Notwithstanding the practical considerations, the health-care reimbursement system provides nursing home operators with financial incentives for transferring their residents to occupy space in the hospital emergency department. This is especially incomprehensible since it would be a great deal less traumatic to the frail elderly to remain in their quiet, peaceful, familiar beds rather than having strangers uproot them to' the noisy, overcrowded emergency room. Nonetheless, the government would rather waste an extra three thousand tax dollars for the ambulance and hospital charges and prevent patients with real crises from having access to the emergency room bed. This is a defect in the health-care bureaucracy that indirectly kills people and causes the elderly to suffer mental anguish.

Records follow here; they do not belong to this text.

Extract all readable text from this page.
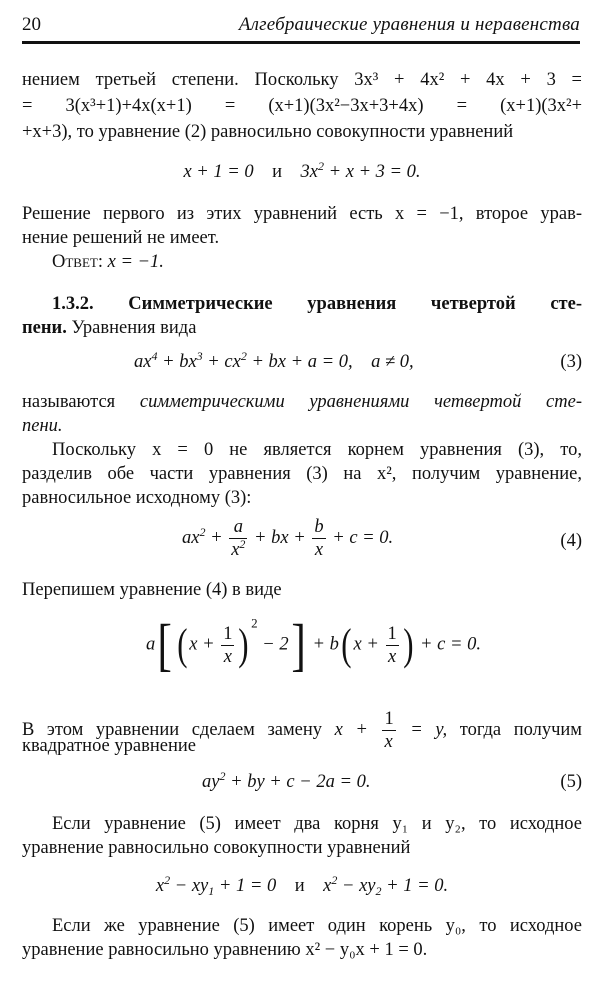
20	Алгебраические уравнения и неравенства
нением третьей степени. Поскольку 3x³ + 4x² + 4x + 3 =
= 3(x³+1)+4x(x+1) = (x+1)(3x²−3x+3+4x) = (x+1)(3x²+
+x+3), то уравнение (2) равносильно совокупности уравнений
x + 1 = 0    и    $3x^2 + x + 3 = 0$.
Решение первого из этих уравнений есть x = −1, второе урав-
нение решений не имеет.
Ответ: x = −1.
1.3.2. Симметрические уравнения четвертой сте-
пени. Уравнения вида
$ax^4 + bx^3 + cx^2$ + bx + a = 0,    a ≠ 0,	(3)
называются симметрическими уравнениями четвертой сте-
пени.
Поскольку x = 0 не является корнем уравнения (3), то,
разделив обе части уравнения (3) на x², получим уравнение,
равносильное исходному (3):
$ax^2 + \frac{a}{x^2}$ + bx + $\frac{b}{x} + c = 0$.	(4)
Перепишем уравнение (4) в виде
a[ ( $x + \frac{1}{x}$ ) $^2$ − 2] + b( $x + \frac{1}{x}$ ) + c = 0.
В этом уравнении сделаем замену $x + \frac{1}{x} = y$, тогда получим
квадратное уравнение
$ay^2$ + by + c − 2a = 0.	(5)
Если уравнение (5) имеет два корня y₁ и y₂, то исходное
уравнение равносильно совокупности уравнений
$x^2 - xy_1 + 1 = 0$    и    $x^2 - xy_2 + 1 = 0$.
Если же уравнение (5) имеет один корень y₀, то исходное
уравнение равносильно уравнению x² − y₀x + 1 = 0.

Ambulatory. Lastly, the ambulatory patients are those who do not need emergency care but are there anyway with colds, toothaches, headaches, bumps, bruises, abrasions, small lacerations, skin rashes, and so on. This usually makes up the majority of the waiting room population. This is why emergency departments need triage. The more progressive hospitals have a twenty-four hour walk-in clinic to relieve the burden of the emergency areas. However, the principle standard of any triage nurse is to err on the side of caution. Thus many people who would do well with the clinic will remain in the emergency department.
To conclude with regard to triage, it is important to ask the triage nurse, "What level of priority did you assign?" Then ask for the rationale. If he or she sends you to the walk-in clinic with abdominal pain, nausea, diarrhea, fever, and/or a severe headache following head trauma, you have a problem. You are supposed to be on a stretcher with an intravenous line and with a blood specimen drawn, tagged, and bagged for the laboratory. The triage nurse need not have the last word. You have a right to ask for the charge nurse or supervisor to reassess the situation and countermand the initial decision.